The Cell strikes me the same way, and for the same reasons, although Big Blue likely has more development tool budget than VM ever did. Not to take anything away from the smart guys at IBM, but I suspect they'll have a fun time working around the Cell's limitations. I can tell them from experience that DMAed local memory will be much more of a pain in the ass than they can imagine, and unless they can guarantee sync in hardware they'll be wasting a bunch of time schlepping spinlocks in and out of memory. The vector stuff will also be nontrivial: the best way to make that usable, apart from having everyone write vector code from the git-go, would be to provide a stonking great math library in the style of the Intel Integrated Performance Primitives.
As an aside, the PS3 is in the tradition of Sony not caring about who programs their machine: the PS1 was easier to code than the Saturn, which was a true horror, the PS2 upped the difficulty a fair bit, and now even experienced coders are bitching about the PS3. Meanwhile Microsoft is learning from their mistakes: the X360 is easier than the X1, and if you doubt that makes a difference, check out game development budgets and time to delivery. I don't care, really: I eat algorithms and machine code for breakfast, so this just means more jobs and money for me.
This architecture has been tried before, for supercomputers. Mostly unsuccessful supercomputers you've never heard of, such as the nCube and the BBN Butterfly. There's no hardware problem building such machines; in fact, it's much easier than building an efficient shared-memory machine with properly interlocked caches. But these beasts are tough to program. The last time around, everybody gave up, mainly because more vanilla hardware came along and it wasn't worth dealing with wierd architectures.
The approach works fine if you're doing something that looks like "streaming", such as multi-stream MPEG compression or cell phone processing. If you want to do eight unrelated things on eight processors, you're good.
But applying eight such processors to the same problem is tough. You've got to somehow break the problem into sections which can be pumped into the little CPUs in chunks that don't require access to any data in main memory. The chunks can't be bigger than 50-100K or so, because you have to double buffer (to overlap the transfers to and from main memory with computation) and you have to fit all the code to process the chunk into the same 256K. That's a program architecture problem; the compiler can't help you much there. Your whole program has to be architected around this limitation. That's the not-fun part.

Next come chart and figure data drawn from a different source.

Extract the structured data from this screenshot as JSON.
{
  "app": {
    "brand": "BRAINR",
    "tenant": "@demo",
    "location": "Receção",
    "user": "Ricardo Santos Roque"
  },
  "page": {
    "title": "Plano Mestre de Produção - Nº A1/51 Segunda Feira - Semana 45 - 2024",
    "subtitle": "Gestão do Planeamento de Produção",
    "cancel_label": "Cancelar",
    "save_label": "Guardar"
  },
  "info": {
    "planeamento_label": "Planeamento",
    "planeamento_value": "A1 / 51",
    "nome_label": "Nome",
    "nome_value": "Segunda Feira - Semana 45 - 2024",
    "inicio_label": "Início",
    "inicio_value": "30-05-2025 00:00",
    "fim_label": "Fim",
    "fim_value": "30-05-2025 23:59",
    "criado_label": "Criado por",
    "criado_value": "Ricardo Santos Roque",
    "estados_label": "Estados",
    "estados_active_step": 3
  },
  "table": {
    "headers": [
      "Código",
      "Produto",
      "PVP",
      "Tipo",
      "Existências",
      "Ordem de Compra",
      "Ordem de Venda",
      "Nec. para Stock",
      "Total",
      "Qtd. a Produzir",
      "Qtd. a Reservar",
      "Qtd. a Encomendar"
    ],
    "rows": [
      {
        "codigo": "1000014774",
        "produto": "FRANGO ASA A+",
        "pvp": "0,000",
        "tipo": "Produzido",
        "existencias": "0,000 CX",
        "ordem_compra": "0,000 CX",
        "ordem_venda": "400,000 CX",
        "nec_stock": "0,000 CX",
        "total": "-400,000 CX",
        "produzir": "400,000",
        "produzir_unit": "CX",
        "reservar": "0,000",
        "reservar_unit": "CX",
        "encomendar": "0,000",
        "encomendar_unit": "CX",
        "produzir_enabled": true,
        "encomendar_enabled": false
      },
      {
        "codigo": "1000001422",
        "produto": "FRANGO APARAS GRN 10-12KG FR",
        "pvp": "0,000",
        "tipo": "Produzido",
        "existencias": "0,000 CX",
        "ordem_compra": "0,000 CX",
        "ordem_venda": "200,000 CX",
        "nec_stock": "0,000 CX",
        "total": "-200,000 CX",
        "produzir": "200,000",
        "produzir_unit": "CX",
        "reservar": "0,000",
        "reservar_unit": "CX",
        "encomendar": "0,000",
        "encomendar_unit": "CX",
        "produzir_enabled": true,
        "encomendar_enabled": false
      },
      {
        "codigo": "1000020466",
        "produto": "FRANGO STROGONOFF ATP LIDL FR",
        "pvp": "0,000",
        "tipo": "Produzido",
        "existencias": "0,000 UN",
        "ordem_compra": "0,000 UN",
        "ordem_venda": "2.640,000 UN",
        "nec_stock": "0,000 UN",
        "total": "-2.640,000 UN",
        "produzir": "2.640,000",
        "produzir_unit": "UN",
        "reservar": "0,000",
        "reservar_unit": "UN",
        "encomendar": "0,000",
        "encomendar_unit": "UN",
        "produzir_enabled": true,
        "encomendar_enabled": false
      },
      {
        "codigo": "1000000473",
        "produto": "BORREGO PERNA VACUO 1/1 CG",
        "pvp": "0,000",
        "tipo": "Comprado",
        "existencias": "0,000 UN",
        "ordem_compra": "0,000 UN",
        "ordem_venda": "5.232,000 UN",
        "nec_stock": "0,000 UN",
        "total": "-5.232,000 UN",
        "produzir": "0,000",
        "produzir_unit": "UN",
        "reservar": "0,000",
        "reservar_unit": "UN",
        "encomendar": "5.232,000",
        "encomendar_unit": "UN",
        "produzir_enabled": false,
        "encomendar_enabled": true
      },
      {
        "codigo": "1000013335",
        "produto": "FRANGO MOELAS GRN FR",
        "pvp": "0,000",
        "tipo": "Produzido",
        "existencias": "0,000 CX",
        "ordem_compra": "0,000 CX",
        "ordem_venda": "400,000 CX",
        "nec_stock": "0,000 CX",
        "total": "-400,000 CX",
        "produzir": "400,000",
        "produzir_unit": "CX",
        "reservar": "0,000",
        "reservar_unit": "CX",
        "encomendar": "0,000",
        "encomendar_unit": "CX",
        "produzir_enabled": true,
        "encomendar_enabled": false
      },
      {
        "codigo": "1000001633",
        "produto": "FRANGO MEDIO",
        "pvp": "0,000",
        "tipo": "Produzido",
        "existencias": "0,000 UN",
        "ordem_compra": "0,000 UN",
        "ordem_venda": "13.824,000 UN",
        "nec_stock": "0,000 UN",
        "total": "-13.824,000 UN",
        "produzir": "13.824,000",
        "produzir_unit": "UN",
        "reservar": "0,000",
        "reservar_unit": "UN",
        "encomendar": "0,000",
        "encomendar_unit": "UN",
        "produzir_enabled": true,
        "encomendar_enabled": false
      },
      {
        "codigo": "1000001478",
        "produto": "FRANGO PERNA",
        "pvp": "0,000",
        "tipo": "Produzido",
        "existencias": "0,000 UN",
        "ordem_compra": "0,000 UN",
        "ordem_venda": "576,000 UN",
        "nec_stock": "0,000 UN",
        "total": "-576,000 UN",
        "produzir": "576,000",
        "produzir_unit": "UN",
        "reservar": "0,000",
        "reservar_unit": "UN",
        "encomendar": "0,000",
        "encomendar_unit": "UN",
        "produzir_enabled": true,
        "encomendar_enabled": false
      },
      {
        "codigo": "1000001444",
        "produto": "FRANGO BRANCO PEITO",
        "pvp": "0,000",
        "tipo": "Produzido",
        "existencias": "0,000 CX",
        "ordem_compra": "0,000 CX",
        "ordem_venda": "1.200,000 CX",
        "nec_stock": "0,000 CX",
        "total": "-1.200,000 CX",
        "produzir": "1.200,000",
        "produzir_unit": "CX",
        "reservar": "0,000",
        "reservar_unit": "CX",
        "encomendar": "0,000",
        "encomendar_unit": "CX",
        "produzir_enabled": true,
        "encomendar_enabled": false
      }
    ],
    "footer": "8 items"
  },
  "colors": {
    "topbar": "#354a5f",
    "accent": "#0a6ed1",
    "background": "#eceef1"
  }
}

You have to make sure that you do enough work on each chunk to justify pumping it in and out of the Cell processor. It's like cluster programming, although the I/O overhead is much less.
In some ways, C and C++ are ill-suited to this kind of architecture. There's a basic assumption in C and C++ that all memory is equally accessable, that the way to pass data around is by passing a pointer or reference to it, and that data can be linked to other data. None of that works well on the Cell. You need a language that encourages copying, rather than linking. Although it's not general-purpose, OpenGL shader language is such a language, with "in" and "out" parameters, no pointers, and no interaction between shader programs.
Note that the Cell processors don't do the rendering in the PS3. Sony gave up on that idea and added a conventional NVidia graphics chip. (This guaranteed that the early games would work, even if they didn't do much with the Cell engines.) Since the cell processors didn't have useful access to the frame buffer, that was essential. So, unlike the PS2, the processors with the new architecture aren't doing the rendering.
It's possible to work around all these problems, but development cost, time, and risk all go up. If somebody builds a low-priced 8-core shared memory multiprocessor, the Cell guys are toast. The Cell approach is something you do because you have to, not because you want to.